Deep vein thrombosis (DVT) occurs when a clot forms in the deep veins, usually of the leg. You may notice pain or swelling in the calves, or there may be no symptoms whatsoever. Though these may seem mild, DVT is a serious medical condition for which specialists recommend immediate care. The more you know about this condition, the better you are able to protect yourself from them and handle them correctly if they appear.

Thrombus:

Thrombus (as in “thrombosis”) is the medical term for a blood clot. Injuries cause the clotting function to activate to stop excessive bleeding. Occasionally, that clotting activates in the blood vessels, and the platelets and other items which make up blood become a mass that may impede blood circulation.

Pulmonary embolism:

This is a major complication of DVT. The clot that forms is not permanently set up. It may shake loose, travel through the bloodstream, and block a blood vessel in the lungs. Indications of a pulmonary embolism include chest pain, difficulty breathing, dizziness, a rapid heartbeat, and coughing up blood.

Venous thromboembolism:

When both DVT and a pulmonary embolism occur, together they produce this disorder. Literally, it’s the blood clot (a deep vein thrombus especially ) breaking loose, traveling around, and winding up in the lungs.

Postphlebitic syndrome:

Developing DVT can cause postphlebitic syndrome, if the blood vessels around the clot are ruined. Blood can’t flow easily, causing pain or swelling of the legs and discoloration or sores on the skin. It could take years for symptoms to be observable.

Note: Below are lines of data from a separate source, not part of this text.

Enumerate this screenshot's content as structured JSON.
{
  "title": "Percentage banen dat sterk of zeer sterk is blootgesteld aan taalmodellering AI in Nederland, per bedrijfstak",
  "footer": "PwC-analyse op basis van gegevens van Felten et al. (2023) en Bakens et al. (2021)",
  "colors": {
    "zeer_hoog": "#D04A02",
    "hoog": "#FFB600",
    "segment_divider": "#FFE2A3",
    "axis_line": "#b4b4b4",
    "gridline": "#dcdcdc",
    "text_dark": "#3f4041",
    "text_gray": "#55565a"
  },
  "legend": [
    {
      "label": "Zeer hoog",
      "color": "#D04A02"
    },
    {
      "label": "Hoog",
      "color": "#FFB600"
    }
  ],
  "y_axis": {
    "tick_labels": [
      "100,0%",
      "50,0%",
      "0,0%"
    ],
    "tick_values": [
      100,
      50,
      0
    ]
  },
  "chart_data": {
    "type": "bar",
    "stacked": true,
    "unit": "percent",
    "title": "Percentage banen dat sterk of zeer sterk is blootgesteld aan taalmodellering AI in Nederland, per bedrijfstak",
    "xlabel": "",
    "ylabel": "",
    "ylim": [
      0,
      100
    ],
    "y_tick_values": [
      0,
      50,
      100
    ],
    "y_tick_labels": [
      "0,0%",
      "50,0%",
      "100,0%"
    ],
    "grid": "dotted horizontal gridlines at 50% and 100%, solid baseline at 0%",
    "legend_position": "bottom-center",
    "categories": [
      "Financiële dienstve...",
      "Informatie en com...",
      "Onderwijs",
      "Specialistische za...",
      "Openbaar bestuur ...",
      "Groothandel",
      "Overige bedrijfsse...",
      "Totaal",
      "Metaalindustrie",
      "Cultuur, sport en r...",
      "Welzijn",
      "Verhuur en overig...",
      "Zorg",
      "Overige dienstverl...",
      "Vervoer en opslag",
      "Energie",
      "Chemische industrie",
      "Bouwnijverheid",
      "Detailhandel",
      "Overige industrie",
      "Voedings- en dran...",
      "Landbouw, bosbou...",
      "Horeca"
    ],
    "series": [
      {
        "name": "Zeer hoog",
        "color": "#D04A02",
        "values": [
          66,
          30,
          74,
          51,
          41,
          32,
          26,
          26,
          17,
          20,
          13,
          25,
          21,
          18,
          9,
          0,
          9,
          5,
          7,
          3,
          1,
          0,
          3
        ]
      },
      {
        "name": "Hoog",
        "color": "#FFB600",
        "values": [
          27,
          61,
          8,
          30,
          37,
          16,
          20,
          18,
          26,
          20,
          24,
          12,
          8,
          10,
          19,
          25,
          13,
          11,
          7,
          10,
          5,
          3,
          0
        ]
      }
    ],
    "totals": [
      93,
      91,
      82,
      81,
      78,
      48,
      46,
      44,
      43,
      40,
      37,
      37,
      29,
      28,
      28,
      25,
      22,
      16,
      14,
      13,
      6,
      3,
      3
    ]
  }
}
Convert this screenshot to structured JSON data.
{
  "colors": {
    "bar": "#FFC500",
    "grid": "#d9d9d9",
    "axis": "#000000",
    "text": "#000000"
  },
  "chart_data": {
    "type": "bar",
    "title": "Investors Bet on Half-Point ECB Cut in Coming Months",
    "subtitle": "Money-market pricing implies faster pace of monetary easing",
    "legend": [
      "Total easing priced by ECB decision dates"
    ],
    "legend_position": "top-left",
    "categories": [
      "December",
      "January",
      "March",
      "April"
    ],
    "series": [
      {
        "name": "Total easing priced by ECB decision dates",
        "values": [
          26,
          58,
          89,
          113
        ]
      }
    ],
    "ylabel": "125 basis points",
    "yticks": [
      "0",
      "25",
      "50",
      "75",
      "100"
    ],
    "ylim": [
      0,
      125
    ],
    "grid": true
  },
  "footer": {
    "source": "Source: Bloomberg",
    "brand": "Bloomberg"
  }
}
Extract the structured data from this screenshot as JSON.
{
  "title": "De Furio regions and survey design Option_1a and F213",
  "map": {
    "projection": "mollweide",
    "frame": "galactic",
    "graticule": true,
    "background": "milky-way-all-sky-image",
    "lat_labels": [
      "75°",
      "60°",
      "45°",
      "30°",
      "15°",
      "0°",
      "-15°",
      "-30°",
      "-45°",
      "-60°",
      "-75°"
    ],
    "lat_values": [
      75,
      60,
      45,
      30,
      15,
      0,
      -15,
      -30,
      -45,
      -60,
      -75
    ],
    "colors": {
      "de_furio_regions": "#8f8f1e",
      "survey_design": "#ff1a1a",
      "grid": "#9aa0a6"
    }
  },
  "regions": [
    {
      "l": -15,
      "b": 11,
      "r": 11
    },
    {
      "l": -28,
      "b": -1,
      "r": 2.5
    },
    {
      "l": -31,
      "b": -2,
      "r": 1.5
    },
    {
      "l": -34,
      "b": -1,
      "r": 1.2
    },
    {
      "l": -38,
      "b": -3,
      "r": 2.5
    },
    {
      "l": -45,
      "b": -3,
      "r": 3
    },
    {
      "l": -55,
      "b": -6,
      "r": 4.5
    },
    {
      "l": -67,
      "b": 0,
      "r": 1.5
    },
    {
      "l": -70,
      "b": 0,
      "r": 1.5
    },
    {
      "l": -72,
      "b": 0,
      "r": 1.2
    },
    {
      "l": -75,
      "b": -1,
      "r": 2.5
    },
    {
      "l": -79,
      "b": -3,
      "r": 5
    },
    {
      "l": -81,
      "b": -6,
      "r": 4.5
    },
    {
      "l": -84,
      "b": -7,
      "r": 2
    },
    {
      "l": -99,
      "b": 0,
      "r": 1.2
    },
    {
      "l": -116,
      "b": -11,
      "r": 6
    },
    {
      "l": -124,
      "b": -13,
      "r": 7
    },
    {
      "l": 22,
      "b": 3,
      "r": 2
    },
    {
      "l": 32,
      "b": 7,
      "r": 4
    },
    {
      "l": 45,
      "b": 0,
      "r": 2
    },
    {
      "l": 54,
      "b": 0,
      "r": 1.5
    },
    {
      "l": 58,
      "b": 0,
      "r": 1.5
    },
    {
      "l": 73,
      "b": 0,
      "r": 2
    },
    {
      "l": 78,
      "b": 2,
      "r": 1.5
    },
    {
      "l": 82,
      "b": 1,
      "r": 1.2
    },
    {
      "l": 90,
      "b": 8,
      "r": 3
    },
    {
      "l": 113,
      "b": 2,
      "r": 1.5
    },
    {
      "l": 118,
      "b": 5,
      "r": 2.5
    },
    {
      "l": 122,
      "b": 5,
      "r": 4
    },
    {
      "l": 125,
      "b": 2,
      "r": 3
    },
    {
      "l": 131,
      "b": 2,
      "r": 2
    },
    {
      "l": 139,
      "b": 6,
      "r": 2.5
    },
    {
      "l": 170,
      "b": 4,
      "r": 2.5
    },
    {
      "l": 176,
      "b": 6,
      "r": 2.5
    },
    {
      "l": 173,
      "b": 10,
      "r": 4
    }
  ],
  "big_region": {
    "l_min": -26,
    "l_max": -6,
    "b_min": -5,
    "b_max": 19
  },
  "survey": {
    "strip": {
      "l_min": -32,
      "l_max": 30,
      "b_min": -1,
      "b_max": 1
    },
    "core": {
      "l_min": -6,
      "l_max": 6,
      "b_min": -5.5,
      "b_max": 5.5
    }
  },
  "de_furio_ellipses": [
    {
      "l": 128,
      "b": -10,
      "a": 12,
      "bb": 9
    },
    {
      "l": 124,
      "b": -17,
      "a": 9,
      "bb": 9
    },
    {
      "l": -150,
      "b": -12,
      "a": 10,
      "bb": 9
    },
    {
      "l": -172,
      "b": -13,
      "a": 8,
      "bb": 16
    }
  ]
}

Phlegmasia cerulea dolens:

This is a really extreme but uncommon kind of DVT. Clotting occurs repeatedly, which leads to the area affected to become quite painful, swollen, and turn white or blue. The odds of developing a pulmonary embolism are markedly improved, and the blood circulation might be cut to the extent that gangrene can set in.

D-Dimer:

D-Dimer is a chemical the body releases when blood clots dissolve. Therefore, it is also a blood test used to check for clots in the veins. A positive result does not necessarily signify DVT, as other factors can lead to D-Dimer manufacturing, like falling or pregnancy. In other words, the d-dimer test must be used carefully and with additional tests are frequently used in combination.

Anticoagulant:

People with clotting disorders and others in a higher risk for developing a clot are often put in an anticoagulant, or blood thinner. It helps discourage cells from clotting as readily.

Virchow’s Triad:

The three facets of Virchow’s Triad clarify how DVT forms. Venous stasis, hypercoagulability, and damage to the endothelial lining of the veins all play a role in the clot’s formation, and helps the medical community understand contributing factors to DVT.

Venous stasis:

This first element of Virchow’s triad refers to an alteration in blood flow–especially, it slows down. A sedentary lifestyle or sitting for quite a long time, like during a car trip or during the recovery phase of an illness, result in the development of DVT. It’s particularly important to move the legs as much as possible during these times.

Hypercoagulability:

Hypercoagulability signifies an increased risk for developing a clot. It may be blood disease, cancer, age, or pregnancy, among other items which produce the blood clot more easily. Just because a man is in a hypercoagulative condition doesn’t mean they’ll absolutely develop a clot, but it is essential to be vigilant.